Strategic backers, competitive stakes, and what comes next
Anthropic’s new valuation does not exist in a vacuum; it sits at the intersection of major technology and capital markets strategies. One detailed account of the financing notes that Anthropic closes $30 billion funding round as cash keeps flowing into top AI startups, with additional funding from Microsoft and Nvidia layered on top of the GIC and Coatue commitments. That description of Anthropic closes makes clear that hyperscalers and chip providers are not just commercial partners, they are also financial stakeholders with a direct interest in Anthropic’s success.

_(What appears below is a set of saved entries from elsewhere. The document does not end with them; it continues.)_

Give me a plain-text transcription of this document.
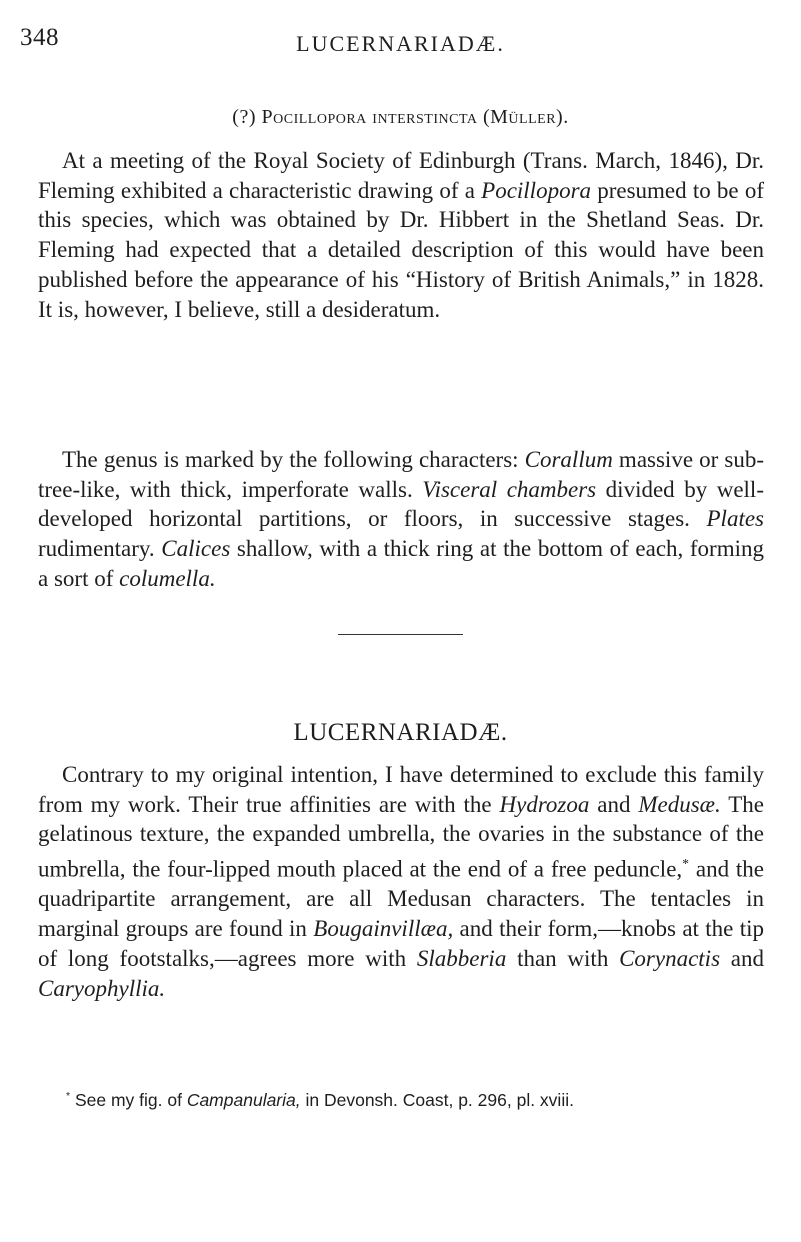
348	LUCERNARIADÆ.
(?) Pocillopora interstincta (Müller).

At a meeting of the Royal Society of Edinburgh (Trans. March, 1846), Dr. Fleming exhibited a characteristic drawing of a Pocillopora presumed to be of this species, which was obtained by Dr. Hibbert in the Shetland Seas. Dr. Fleming had expected that a detailed description of this would have been published before the appearance of his “History of British Animals,” in 1828. It is, however, I believe, still a desideratum.

The genus is marked by the following characters: Corallum massive or sub-tree-like, with thick, imperforate walls. Visceral chambers divided by well-developed horizontal partitions, or floors, in successive stages. Plates rudimentary. Calices shallow, with a thick ring at the bottom of each, forming a sort of columella.

LUCERNARIADÆ.

Contrary to my original intention, I have determined to exclude this family from my work. Their true affinities are with the Hydrozoa and Medusæ. The gelatinous texture, the expanded umbrella, the ovaries in the substance of the umbrella, the four-lipped mouth placed at the end of a free peduncle,* and the quadripartite arrangement, are all Medusan characters. The tentacles in marginal groups are found in Bougainvillæa, and their form,—knobs at the tip of long footstalks,—agrees more with Slabberia than with Corynactis and Caryophyllia.

* See my fig. of Campanularia, in Devonsh. Coast, p. 296, pl. xviii.
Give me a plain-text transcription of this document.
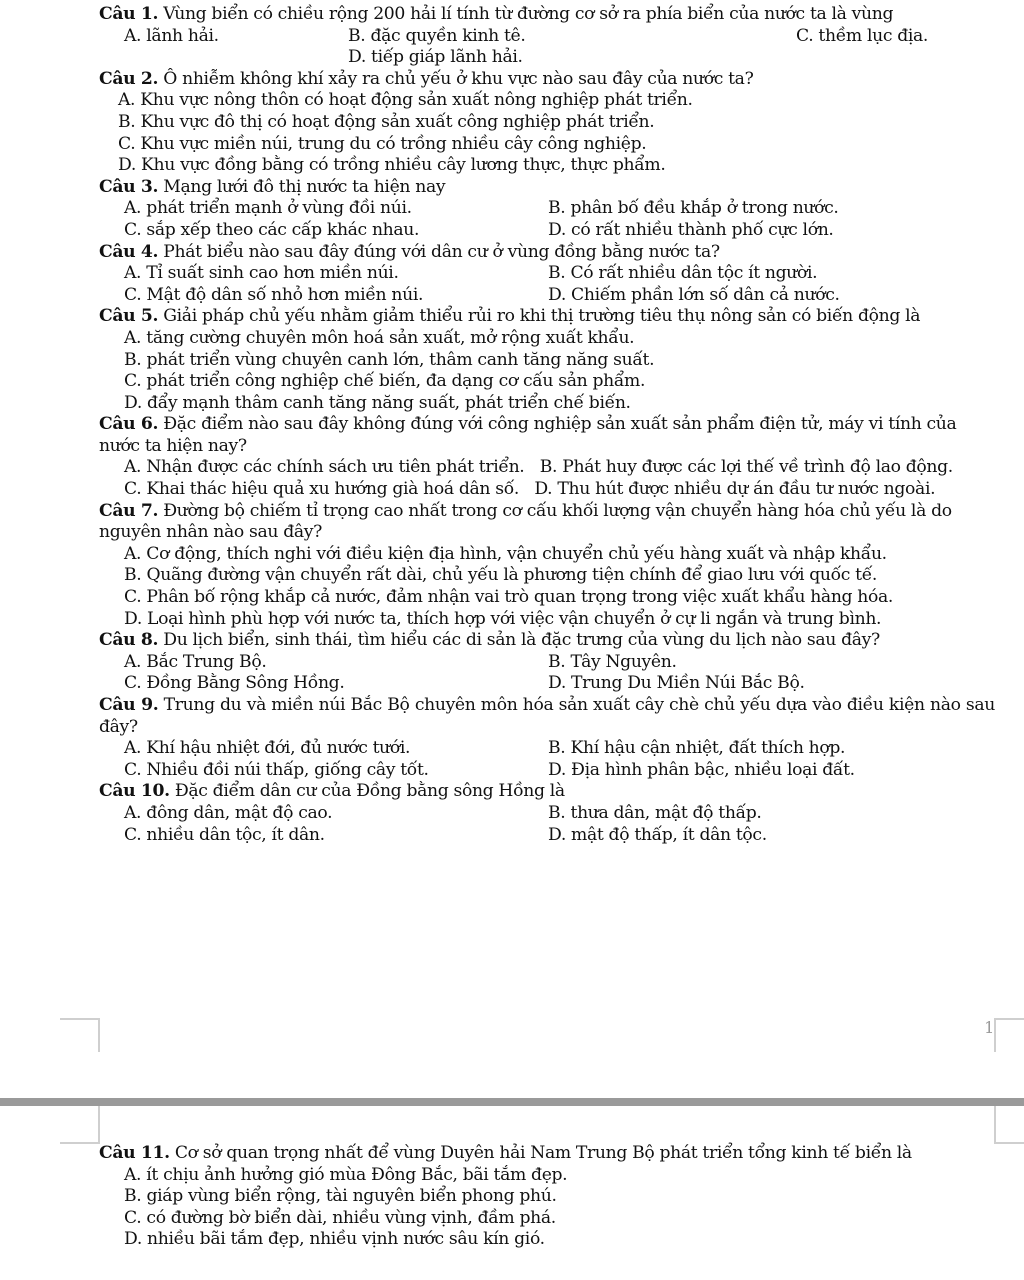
Câu 1. Vùng biển có chiều rộng 200 hải lí tính từ đường cơ sở ra phía biển của nước ta là vùng

A. lãnh hải.	B. đặc quyền kinh tê.	C. thềm lục địa.

D. tiếp giáp lãnh hải.

Câu 2. Ô nhiễm không khí xảy ra chủ yếu ở khu vực nào sau đây của nước ta?

A. Khu vực nông thôn có hoạt động sản xuất nông nghiệp phát triển.

B. Khu vực đô thị có hoạt động sản xuất công nghiệp phát triển.

C. Khu vực miền núi, trung du có trồng nhiều cây công nghiệp.

D. Khu vực đồng bằng có trồng nhiều cây lương thực, thực phẩm.

Câu 3. Mạng lưới đô thị nước ta hiện nay

A. phát triển mạnh ở vùng đồi núi.	B. phân bố đều khắp ở trong nước.
C. sắp xếp theo các cấp khác nhau.	D. có rất nhiều thành phố cực lớn.

Câu 4. Phát biểu nào sau đây đúng với dân cư ở vùng đồng bằng nước ta?

A. Tỉ suất sinh cao hơn miền núi.	B. Có rất nhiều dân tộc ít người.
C. Mật độ dân số nhỏ hơn miền núi.	D. Chiếm phần lớn số dân cả nước.

Câu 5. Giải pháp chủ yếu nhằm giảm thiểu rủi ro khi thị trường tiêu thụ nông sản có biến động là

A. tăng cường chuyên môn hoá sản xuất, mở rộng xuất khẩu.

B. phát triển vùng chuyên canh lớn, thâm canh tăng năng suất.

C. phát triển công nghiệp chế biến, đa dạng cơ cấu sản phẩm.

D. đẩy mạnh thâm canh tăng năng suất, phát triển chế biến.

Câu 6. Đặc điểm nào sau đây không đúng với công nghiệp sản xuất sản phẩm điện tử, máy vi tính của nước ta hiện nay?

A. Nhận được các chính sách ưu tiên phát triển. B. Phát huy được các lợi thế về trình độ lao động.

C. Khai thác hiệu quả xu hướng già hoá dân số. D. Thu hút được nhiều dự án đầu tư nước ngoài.

Câu 7. Đường bộ chiếm tỉ trọng cao nhất trong cơ cấu khối lượng vận chuyển hàng hóa chủ yếu là do nguyên nhân nào sau đây?

A. Cơ động, thích nghi với điều kiện địa hình, vận chuyển chủ yếu hàng xuất và nhập khẩu.

B. Quãng đường vận chuyển rất dài, chủ yếu là phương tiện chính để giao lưu với quốc tế.

C. Phân bố rộng khắp cả nước, đảm nhận vai trò quan trọng trong việc xuất khẩu hàng hóa.

D. Loại hình phù hợp với nước ta, thích hợp với việc vận chuyển ở cự li ngắn và trung bình.

Câu 8. Du lịch biển, sinh thái, tìm hiểu các di sản là đặc trưng của vùng du lịch nào sau đây?

A. Bắc Trung Bộ.	B. Tây Nguyên.
C. Đồng Bằng Sông Hồng.	D. Trung Du Miền Núi Bắc Bộ.

Câu 9. Trung du và miền núi Bắc Bộ chuyên môn hóa sản xuất cây chè chủ yếu dựa vào điều kiện nào sau đây?

A. Khí hậu nhiệt đới, đủ nước tưới.	B. Khí hậu cận nhiệt, đất thích hợp.
C. Nhiều đồi núi thấp, giống cây tốt.	D. Địa hình phân bậc, nhiều loại đất.

Câu 10. Đặc điểm dân cư của Đồng bằng sông Hồng là

A. đông dân, mật độ cao.	B. thưa dân, mật độ thấp.
C. nhiều dân tộc, ít dân.	D. mật độ thấp, ít dân tộc.
1

Câu 11. Cơ sở quan trọng nhất để vùng Duyên hải Nam Trung Bộ phát triển tổng kinh tế biển là

A. ít chịu ảnh hưởng gió mùa Đông Bắc, bãi tắm đẹp.

B. giáp vùng biển rộng, tài nguyên biển phong phú.

C. có đường bờ biển dài, nhiều vùng vịnh, đầm phá.

D. nhiều bãi tắm đẹp, nhiều vịnh nước sâu kín gió.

Another summary of the deal describes how Anthropic Lands $30 Billion At $380 Billion Valuation and refers to the company by the ticker-style shorthand ANTHRO, underlining how investors already talk about it as if it were a public stock. That same analysis of Anthropic lands mentions that the company is sharing 50% of Claude Code revenue in certain partner arrangements, which hints at how Anthropic is willing to structure revenue-sharing deals to deepen ecosystem ties. On the trading side, a brief market note points out that on Feb 13, 2026, 07:33 G, MSFT, NVDA, and ORCL were all highlighted in connection with Anthropic Raises $30 Billion at $380 Billion Valuation, a reminder that public investors are already treating Anthropic’s trajectory as material to the earnings power of the largest listed tech names, even if they cannot yet buy Anthropic shares directly.